Куба уж собирается ложиться спать, но видит ее. Как обычно, она забирается на покатую крышу трактира, подобно ласке или ночному привидению. Высоко-высоко, до самого резного конька по обе стороны крыши.
Она немного отдыхает.
А потом начинает танцевать.
Она танцует с поднятыми руками, ступая мелким, дрожащим цыганским шагом. Откидывает голову то влево, то вправо, полусонно, полустрастно. Темные волосы следуют волной за ее движением, словно они наделены собственной, змеиной жизнью. Под луной ее четко видно, и кажется, будто она вырезана из черного эбонита. Куба знает, что такое эбонит, – у Рубина Кольмана есть шкатулка из эбонита, а у ясновельможного пана в усадьбе, в конторе – даже эбонитовая мебель. И сейчас, ночью, Кольманова дочка Хана вся черна, но прекрасна.
Днем она уже не будет столь красива, потому что день покажет угри на ее подростковом лице и слишком крупные зубы, кривые и торчащие, как у лупоглазой кобылы. Потому что на самом деле дочь Рубина тощая и страшная.
Но сейчас продолжается ночь, а у ночи свои законы.
Куба некоторое время наблюдает за девушкой, а потом выскальзывает из халупы. Он украдкой пробегает через двор и взбирается на курятник, а с него на карниз, проходящий вдоль всего верхнего этажа корчмы: отсюда можно без труда залезть на крытую черепицей крышу. Все это он делает тихо, осторожно, без единого звука, чтобы не спугнуть девушку и не всполошить всю семью Кольманов, готовых, как водится у жидов, наделать рейваха[2]. Ибо Старый Мышка не раз и не два говорил, что людей, танцующих под луной, будить нельзя – душа их может испугаться и выскочить из тела. Правда, говорят, что у жидов нет души, но Куба все равно не хочет резко будить Хану, ведь она может всполошиться и упасть. Ибо днем, при свете солнца, девушка боится подняться даже на пятую перекладину лестницы, не то что на крышу.
Хана танцует на коньке и разбрасывает вокруг себя мелкие бумажки, клочки и обрывки. Они напоминают крупные снежные хлопья. На каждом листочке видна надпись, чуть длиннее или чуть короче, иногда это лишь один или два знака. Все написано по-еврейски, задом наперед, приземистыми, усталыми буквами, будто кем-то растоптанными и раздавленными. Возможно, это молитвы. Или же заклинания. А может, и то и другое, ибо сказано в Библии, что евреи с давних времен, от самого Авраама стремились навязать Богу разные вещи и подчинить его своей воле. И если кому и известны заклинания, коим подвластен сам Господь Бог, то только иудеям, и никому другому.

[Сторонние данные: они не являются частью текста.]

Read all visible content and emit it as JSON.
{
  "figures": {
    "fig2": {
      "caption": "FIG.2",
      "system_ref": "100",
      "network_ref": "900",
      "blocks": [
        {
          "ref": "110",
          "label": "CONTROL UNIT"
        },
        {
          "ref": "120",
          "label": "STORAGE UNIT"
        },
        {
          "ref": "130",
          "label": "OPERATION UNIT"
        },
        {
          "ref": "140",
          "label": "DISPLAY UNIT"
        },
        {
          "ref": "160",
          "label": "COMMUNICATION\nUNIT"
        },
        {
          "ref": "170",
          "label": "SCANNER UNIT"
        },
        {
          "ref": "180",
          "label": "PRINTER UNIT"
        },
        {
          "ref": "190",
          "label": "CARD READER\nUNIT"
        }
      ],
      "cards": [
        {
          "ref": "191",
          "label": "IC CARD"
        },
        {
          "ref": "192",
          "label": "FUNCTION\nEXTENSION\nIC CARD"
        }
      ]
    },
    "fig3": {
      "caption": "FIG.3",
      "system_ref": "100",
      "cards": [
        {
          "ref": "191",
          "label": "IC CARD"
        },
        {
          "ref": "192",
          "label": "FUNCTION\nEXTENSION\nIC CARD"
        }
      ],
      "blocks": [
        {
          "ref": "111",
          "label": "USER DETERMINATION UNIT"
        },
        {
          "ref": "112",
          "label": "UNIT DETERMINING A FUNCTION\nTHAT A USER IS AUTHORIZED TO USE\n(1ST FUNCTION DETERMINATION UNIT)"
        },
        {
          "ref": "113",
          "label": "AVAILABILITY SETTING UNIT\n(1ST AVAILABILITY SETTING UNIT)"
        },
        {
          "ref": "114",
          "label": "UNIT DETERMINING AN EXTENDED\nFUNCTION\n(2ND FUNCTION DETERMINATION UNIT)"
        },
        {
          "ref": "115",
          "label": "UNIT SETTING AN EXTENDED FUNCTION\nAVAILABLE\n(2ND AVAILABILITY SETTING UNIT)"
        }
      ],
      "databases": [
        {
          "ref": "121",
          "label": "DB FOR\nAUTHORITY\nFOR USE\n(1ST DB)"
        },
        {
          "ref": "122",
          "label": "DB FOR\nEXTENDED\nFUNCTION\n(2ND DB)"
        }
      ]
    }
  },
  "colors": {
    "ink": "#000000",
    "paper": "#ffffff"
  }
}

Хана танцует, а Куба приближается к ней по крыше, согнувшись, словно обезьяна из страны негров. Он нежно обхватывает вялые и холодные запястья девушки. Несколько мгновений – и они уже внизу. Жидовочка идет за Кубой покорно, как щенок, хотя по-прежнему пребывает в дивных краях своего воображения; если б он отпустил ее, она продолжила бы свой танец. Хана прижимается к Кубе всем телом, и странное чувство возникает в его сердце.
Сегодня вторник, а по вторникам в кабак никто не ходит, потому Рубин Кольман и его дочери ложатся спать рано. Парень колотит в кухонную дверь корчмы. Щелкает засов, и старый жид вылезает наружу, протирая склеенные сном веки.
– Айнеклайнемитешмок! Хана!
– Она снова танцевала на крыше. Присматривайте лучше за ней, когда светит луна.
– Зое пришлось оставить дверь на ауф. Спасибо, Куба. Хороший ты парень.
– Спокойной ночи, пан Кольман.
– И тебе хороших снов, Куба.
Сказывают, что во все макнули свои пальцы русалки.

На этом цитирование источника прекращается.